Christopher Orth - HQ corth at casey.org
Sat Jul 22 12:30:49 CDT 2000

I have found that breaking up a project into three billable cycles rather
than 2 or 1 is a good solution.  The amount laid out is considerably less,
and the client usually likes that.  For example, rather than paying you $500
twice, they are writing checks for $330 each time.  Also, they are seeing
results more frequently, and you are seeing income more frequently.

I usually use something like this:

- Up to 5 hours up front for requirements gathering and negotiations.  If
the client or I decide to turn down the job, those hours are free (which
rarely happens).  Otherwise, they are billed for later.

Once the "deal" has been agreed upon, bill for one third up front before
beginning work.  This covers your initial 5 hour investment and ensures that
you will be getting paid, and that the client is serious.  If that client
isn't willing to put down a deposit, don't negotiate and simply drop them.
All big corporations lay down deposits and your client should too.  If they
are really hard to work with in the beginning, they will be especially hard
to work with later when money really matters.

- Deliver mockups, architecture and/or whatever else was agreed upon for the
initial phase.  Also deliver the plan for the next phase, including expected
deliverables.  The more detail you give the client on these reports the more
comfortable they will feel about where there money is going.

Get another deposit before beginning the second phase of work.

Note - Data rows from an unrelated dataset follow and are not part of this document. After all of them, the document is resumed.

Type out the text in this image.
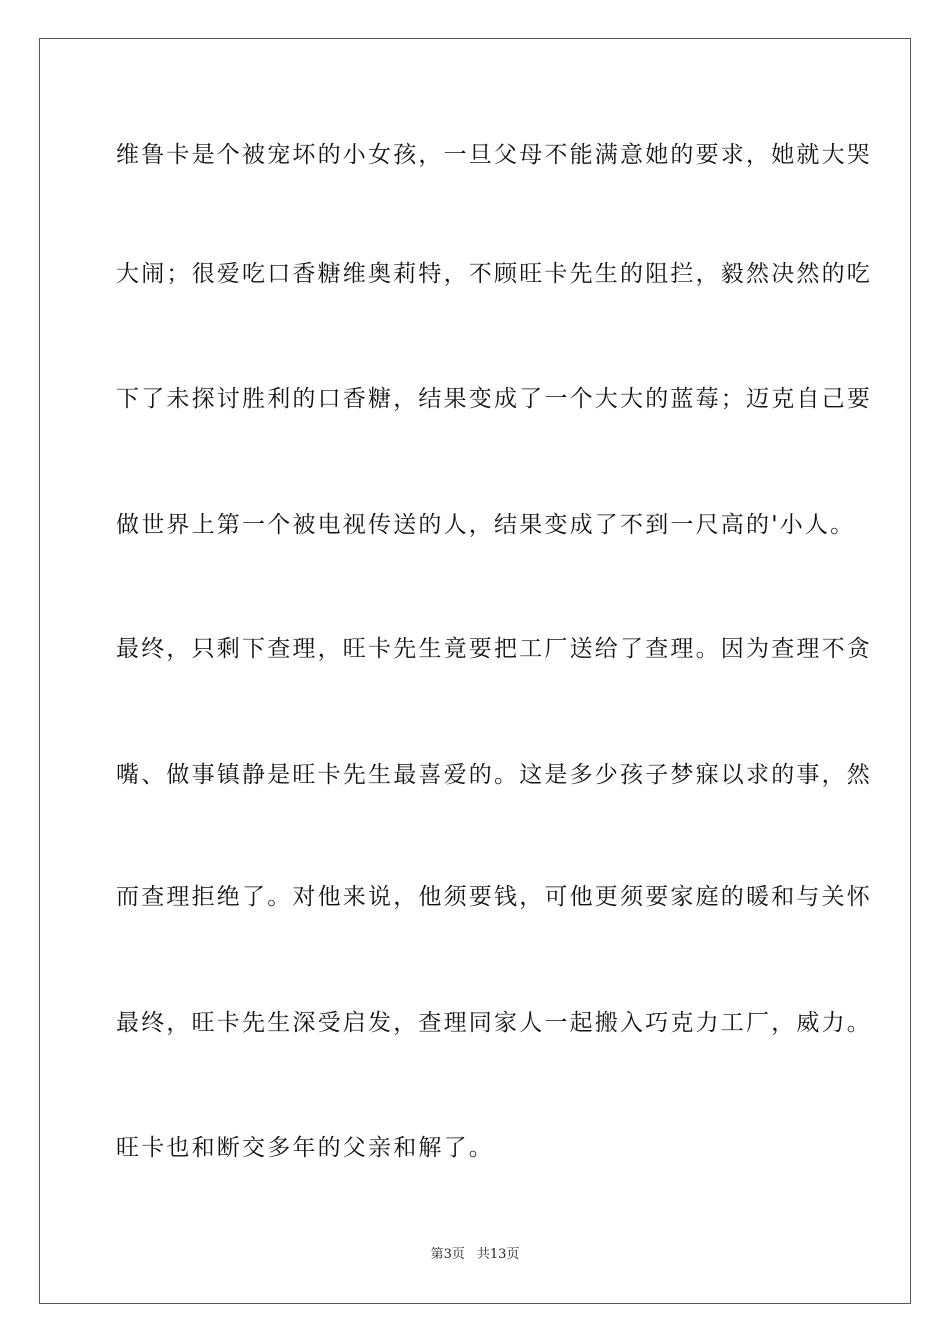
维鲁卡是个被宠坏的小女孩，一旦父母不能满意她的要求，她就大哭
大闹；很爱吃口香糖维奥莉特，不顾旺卡先生的阻拦，毅然决然的吃
下了未探讨胜利的口香糖，结果变成了一个大大的蓝莓；迈克自己要
做世界上第一个被电视传送的人，结果变成了不到一尺高的'小人。
最终，只剩下查理，旺卡先生竟要把工厂送给了查理。因为查理不贪
嘴、做事镇静是旺卡先生最喜爱的。这是多少孩子梦寐以求的事，然
而查理拒绝了。对他来说，他须要钱，可他更须要家庭的暖和与关怀
最终，旺卡先生深受启发，查理同家人一起搬入巧克力工厂，威力。
旺卡也和断交多年的父亲和解了。
第3页 共13页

- After reviews and any other client interactions, you should now be about
2/3's paid for the gig, and at least 2/3'rds done with it!  At this point
you can choose whether to bill up front for the remaining phase.  If the
client is a good one, I will usually bill them at the end of the project for
the last third, with the understanding that nothing goes live until payment
has been received.  Trust me on that one, do not put out a public product
before you have received final payment.  Larger organizations can get away
with this, mostly because the business need is faster than the billing
department, but on smaller projects it is easy for the client to forget all
about you as soon as the product is live and available! 

But if you do nothing else, make sure you and the client agree upon a
billing and payment cycle before you ever start work.  No on likes surprised
when it comes to their money.

> -----Original Message-----
> From: Palyne Gaenir [mailto:palyne at sciencehorizon.com]
> Sent: Saturday, July 22, 2000 8:26 AM
> To: thelist at lists.evolt.org
> Subject: Re: [thelist] When Do You Bill--Before or After Publication?
> Sometimes it depends on the client Aileen.  If I'm in doubt about 
> their prompt payment, I require up-front payment before I start and 
> final payment before the site is "live."  (It'll be ready, it just 
> won't be 'live' linked from the domain home.)  Otherwise, I bill 
> whenever I (a) have a decent amount for an invoice, (b) happen to 
> need money, or (c) it's the beginning of the month and all basic 
> server invoices go out.  It seldom hurts to require final payment 
> before the site goes live.  Even with good clients you tend to get 
> paid faster that way. :-)   FWIW. Palyne
> On 21 Jul 2000, at 17:02, Aileen Wrothwell wrote:
> I'm wondering when you all bill for a site?